When the whole world went through the Restructure back in the early-2100s, everything changed. Corporations, countries, powers, joined together to grapple with overpopulation, dwindling resources, and the growing unrest that would have set the world into a crippling worldwide war.
Well, that’s the way the historians wrote it. What most folks whispered was that a few rich families and a few powerful corporations got together and made some deals, drew lines in the monetary sand, erased a few political borders, and staked their claim in wide-reaching resource management worldwide.
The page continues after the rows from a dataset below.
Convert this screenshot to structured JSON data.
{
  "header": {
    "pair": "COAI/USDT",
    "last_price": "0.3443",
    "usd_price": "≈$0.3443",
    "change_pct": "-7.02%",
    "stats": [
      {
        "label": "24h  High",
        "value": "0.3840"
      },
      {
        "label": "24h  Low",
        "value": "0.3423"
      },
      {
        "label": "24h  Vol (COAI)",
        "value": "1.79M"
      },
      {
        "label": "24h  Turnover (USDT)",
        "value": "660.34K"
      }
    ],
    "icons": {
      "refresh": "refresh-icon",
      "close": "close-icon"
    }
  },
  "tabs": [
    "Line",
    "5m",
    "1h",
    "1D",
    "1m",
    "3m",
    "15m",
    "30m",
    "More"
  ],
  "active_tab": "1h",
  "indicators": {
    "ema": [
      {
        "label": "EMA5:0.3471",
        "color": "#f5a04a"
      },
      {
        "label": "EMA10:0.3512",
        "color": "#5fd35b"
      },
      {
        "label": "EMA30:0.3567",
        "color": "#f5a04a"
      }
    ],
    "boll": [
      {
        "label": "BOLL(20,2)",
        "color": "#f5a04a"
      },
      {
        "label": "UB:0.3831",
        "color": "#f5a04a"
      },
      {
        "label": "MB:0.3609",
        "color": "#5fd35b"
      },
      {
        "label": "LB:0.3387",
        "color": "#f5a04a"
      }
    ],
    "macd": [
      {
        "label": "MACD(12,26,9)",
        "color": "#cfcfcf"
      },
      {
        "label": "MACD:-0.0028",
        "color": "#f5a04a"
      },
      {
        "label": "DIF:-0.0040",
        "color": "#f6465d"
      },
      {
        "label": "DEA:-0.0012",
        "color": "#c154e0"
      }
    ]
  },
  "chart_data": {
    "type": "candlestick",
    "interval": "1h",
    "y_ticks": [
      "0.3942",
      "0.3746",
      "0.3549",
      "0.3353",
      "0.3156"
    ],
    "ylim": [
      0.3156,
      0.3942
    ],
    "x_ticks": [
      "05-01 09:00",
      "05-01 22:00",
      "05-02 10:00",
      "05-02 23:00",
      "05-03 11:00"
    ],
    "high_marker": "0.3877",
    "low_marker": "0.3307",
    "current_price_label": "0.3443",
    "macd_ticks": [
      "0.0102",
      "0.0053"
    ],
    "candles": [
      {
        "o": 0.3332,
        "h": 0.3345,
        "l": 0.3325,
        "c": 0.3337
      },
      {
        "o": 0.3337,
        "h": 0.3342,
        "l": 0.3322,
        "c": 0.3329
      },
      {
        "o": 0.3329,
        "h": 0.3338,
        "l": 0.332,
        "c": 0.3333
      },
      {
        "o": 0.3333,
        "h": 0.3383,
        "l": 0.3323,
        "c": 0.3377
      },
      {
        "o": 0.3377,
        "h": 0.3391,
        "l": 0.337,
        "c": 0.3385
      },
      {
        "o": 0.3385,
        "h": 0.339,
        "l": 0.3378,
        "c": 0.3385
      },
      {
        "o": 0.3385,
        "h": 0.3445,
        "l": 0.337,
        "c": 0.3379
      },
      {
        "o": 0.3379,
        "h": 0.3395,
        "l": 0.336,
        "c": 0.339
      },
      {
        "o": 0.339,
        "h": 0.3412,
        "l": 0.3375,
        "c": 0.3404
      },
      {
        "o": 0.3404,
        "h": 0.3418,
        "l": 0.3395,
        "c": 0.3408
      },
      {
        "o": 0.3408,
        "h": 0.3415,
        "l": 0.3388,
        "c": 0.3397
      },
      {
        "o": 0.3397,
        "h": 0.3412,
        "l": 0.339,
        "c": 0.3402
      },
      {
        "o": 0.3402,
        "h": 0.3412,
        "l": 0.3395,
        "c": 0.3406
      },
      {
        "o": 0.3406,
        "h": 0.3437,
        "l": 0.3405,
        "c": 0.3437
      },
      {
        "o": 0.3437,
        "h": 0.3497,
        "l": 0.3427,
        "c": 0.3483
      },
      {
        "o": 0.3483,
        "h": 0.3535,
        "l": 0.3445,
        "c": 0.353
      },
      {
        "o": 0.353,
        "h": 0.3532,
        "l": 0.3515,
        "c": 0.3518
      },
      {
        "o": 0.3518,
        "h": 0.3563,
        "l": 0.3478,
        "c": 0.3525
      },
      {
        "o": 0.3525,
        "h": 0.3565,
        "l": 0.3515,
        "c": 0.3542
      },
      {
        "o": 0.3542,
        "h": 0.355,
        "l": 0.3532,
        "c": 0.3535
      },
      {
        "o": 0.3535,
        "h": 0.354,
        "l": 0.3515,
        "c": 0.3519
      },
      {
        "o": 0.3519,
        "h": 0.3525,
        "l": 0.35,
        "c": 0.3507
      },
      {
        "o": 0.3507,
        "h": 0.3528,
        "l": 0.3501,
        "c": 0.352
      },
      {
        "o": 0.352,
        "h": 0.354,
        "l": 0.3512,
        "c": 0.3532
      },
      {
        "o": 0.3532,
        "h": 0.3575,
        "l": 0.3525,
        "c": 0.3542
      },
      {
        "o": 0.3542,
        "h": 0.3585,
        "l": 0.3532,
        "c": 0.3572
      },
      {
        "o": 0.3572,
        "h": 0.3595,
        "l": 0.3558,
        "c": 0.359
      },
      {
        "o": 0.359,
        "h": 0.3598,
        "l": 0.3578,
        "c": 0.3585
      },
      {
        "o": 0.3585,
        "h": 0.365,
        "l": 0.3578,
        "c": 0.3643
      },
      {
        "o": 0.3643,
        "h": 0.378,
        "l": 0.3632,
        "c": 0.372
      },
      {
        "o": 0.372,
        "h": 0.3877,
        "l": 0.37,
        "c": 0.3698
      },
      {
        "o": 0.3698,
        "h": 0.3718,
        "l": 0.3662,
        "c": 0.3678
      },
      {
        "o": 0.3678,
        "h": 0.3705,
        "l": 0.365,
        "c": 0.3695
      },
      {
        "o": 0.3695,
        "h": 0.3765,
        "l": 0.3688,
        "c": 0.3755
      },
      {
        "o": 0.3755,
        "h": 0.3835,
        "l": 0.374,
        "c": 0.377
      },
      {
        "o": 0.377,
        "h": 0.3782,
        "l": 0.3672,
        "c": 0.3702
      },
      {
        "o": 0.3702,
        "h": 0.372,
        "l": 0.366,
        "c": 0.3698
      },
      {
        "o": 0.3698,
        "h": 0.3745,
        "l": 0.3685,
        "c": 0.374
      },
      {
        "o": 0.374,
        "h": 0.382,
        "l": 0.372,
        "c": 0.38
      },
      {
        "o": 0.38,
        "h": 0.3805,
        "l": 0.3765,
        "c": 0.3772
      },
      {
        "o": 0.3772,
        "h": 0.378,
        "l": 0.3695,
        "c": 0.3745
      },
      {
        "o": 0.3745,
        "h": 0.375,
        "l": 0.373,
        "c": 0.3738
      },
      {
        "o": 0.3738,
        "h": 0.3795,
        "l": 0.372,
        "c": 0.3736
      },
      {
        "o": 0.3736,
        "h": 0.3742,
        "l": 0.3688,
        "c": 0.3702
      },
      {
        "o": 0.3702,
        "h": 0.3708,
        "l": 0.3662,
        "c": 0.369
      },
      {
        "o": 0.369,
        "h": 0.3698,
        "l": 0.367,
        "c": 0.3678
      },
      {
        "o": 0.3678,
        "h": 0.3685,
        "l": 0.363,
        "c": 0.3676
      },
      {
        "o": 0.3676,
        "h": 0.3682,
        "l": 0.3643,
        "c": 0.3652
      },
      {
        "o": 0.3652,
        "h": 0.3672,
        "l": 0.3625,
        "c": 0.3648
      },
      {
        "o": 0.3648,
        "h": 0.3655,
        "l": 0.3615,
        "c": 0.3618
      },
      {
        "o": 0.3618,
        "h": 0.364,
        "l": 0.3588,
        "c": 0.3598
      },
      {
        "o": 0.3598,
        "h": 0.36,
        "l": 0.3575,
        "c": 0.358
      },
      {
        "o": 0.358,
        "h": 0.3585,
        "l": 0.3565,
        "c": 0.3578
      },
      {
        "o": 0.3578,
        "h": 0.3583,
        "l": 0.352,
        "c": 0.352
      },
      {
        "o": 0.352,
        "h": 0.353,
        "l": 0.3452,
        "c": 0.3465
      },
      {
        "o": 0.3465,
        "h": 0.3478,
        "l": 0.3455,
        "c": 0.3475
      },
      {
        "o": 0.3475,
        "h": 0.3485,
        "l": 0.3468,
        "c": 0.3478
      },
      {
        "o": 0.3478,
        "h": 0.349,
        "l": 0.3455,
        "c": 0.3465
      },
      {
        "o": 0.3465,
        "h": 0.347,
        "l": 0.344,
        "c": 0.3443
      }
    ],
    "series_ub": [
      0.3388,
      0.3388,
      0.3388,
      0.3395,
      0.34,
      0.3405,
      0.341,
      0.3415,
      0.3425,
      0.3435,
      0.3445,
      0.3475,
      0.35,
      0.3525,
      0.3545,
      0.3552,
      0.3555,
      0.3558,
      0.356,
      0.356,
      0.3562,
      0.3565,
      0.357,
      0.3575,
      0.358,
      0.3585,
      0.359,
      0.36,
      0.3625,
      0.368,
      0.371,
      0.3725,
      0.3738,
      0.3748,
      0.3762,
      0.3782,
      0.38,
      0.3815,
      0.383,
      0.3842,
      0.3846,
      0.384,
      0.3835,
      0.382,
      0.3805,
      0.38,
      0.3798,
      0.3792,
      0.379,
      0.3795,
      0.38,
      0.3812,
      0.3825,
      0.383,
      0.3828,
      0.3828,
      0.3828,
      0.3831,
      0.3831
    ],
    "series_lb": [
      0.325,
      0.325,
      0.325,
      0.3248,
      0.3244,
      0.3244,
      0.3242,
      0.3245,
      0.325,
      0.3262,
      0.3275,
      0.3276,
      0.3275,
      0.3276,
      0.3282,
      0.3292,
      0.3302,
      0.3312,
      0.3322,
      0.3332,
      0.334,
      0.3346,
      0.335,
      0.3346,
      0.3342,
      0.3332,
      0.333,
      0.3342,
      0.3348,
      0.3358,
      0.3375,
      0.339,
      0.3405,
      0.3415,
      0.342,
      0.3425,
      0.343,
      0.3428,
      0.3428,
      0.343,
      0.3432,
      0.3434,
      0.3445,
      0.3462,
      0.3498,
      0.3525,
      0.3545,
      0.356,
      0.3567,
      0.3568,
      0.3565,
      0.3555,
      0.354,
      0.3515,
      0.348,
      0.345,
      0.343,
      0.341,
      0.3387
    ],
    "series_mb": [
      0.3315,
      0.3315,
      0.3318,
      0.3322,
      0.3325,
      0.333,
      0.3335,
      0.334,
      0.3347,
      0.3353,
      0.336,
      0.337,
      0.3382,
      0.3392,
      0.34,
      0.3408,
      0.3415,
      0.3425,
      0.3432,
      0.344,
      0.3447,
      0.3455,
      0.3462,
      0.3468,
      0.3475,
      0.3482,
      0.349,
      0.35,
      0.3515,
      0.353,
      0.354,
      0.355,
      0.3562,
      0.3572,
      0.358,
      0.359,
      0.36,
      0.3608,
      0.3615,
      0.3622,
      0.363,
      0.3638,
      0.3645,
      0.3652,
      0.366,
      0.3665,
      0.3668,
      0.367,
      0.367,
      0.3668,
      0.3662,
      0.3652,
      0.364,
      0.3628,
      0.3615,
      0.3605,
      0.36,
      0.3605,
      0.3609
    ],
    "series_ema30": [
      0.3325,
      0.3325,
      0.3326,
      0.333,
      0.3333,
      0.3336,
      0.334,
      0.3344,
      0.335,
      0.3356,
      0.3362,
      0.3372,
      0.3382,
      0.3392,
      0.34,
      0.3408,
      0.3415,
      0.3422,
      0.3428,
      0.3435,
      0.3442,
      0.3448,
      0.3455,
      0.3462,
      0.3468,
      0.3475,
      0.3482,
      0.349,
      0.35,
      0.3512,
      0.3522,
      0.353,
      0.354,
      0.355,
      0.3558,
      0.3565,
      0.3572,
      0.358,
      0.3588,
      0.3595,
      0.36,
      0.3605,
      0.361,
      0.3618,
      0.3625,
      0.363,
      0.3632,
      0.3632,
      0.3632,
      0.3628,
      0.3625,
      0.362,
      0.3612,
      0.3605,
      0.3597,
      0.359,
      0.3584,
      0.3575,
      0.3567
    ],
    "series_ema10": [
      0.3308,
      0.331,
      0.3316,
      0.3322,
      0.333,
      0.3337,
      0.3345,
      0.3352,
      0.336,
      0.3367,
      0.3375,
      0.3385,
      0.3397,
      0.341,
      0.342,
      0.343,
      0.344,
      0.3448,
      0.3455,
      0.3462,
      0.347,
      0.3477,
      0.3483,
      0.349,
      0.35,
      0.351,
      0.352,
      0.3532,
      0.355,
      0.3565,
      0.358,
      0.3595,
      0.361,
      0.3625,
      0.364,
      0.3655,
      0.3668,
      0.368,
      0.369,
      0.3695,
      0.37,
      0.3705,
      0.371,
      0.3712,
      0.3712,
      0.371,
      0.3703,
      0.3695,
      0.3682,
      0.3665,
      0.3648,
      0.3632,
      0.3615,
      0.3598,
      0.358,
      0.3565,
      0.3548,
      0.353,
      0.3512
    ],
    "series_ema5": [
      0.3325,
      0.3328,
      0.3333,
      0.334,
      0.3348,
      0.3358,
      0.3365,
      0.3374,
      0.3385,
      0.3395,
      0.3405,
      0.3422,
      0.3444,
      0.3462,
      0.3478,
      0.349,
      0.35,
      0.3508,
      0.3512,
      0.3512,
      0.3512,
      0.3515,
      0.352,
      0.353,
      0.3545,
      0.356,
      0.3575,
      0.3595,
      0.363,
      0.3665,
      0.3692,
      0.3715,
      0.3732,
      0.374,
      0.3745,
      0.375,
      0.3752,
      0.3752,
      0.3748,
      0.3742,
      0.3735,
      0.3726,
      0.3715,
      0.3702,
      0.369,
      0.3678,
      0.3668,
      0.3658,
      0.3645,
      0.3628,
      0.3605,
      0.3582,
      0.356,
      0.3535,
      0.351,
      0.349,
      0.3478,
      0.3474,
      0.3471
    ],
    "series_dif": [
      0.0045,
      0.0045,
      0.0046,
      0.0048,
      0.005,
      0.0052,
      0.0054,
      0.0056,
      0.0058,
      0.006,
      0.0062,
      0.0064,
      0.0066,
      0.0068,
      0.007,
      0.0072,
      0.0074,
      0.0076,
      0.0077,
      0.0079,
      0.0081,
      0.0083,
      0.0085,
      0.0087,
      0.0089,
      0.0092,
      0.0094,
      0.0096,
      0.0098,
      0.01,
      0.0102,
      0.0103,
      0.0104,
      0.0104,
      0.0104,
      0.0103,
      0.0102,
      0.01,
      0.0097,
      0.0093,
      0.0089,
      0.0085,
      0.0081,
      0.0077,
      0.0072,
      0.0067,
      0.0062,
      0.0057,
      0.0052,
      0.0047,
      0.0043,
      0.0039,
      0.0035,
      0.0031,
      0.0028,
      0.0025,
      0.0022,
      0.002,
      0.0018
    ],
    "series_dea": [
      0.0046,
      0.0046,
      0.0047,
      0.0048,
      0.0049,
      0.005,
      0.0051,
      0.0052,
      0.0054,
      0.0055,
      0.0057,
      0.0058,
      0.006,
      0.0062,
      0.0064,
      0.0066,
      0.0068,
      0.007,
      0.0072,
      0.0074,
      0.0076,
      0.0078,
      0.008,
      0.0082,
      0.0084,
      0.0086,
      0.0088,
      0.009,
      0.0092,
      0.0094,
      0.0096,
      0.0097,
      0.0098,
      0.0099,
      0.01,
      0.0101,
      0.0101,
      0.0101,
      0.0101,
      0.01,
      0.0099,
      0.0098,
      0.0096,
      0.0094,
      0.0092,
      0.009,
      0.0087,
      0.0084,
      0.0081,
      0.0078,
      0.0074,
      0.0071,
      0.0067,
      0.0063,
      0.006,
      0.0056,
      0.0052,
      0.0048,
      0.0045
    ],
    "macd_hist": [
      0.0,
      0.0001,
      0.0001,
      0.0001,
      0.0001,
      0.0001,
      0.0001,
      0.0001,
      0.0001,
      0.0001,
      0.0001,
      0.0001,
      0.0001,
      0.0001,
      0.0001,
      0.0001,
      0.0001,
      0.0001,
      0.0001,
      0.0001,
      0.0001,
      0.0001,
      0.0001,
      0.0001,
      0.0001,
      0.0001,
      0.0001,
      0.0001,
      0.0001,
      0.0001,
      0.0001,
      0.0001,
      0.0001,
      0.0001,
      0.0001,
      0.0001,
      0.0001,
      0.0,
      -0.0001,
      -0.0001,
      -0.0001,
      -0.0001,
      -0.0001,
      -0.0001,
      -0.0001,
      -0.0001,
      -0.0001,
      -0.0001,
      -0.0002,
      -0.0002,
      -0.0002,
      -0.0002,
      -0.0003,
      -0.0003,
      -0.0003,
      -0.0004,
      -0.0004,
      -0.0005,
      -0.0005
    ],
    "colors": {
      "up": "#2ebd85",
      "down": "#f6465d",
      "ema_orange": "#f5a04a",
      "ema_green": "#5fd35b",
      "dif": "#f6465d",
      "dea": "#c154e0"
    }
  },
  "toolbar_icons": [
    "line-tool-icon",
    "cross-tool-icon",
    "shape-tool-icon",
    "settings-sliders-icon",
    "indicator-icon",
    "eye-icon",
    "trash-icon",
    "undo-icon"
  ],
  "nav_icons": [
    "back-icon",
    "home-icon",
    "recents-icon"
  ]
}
The Restructure didn’t go over well with most people the first ten years or so. After twenty years, people had forgotten the way things used to be. After fifty, only crazy fringers and the occasional charismatic criminal brought up the idea that things should go back to the way they had been—individual countries monitoring and monetizing their resources.
In the old world, you lived in a country you claimed as your own.
In the new world, it didn’t matter where you lived. You were claimed by a House—one of the eleven main powers in the world—or chose the twelfth, nearly powerless House Brown. You worked for them, and, in return, they provided for you.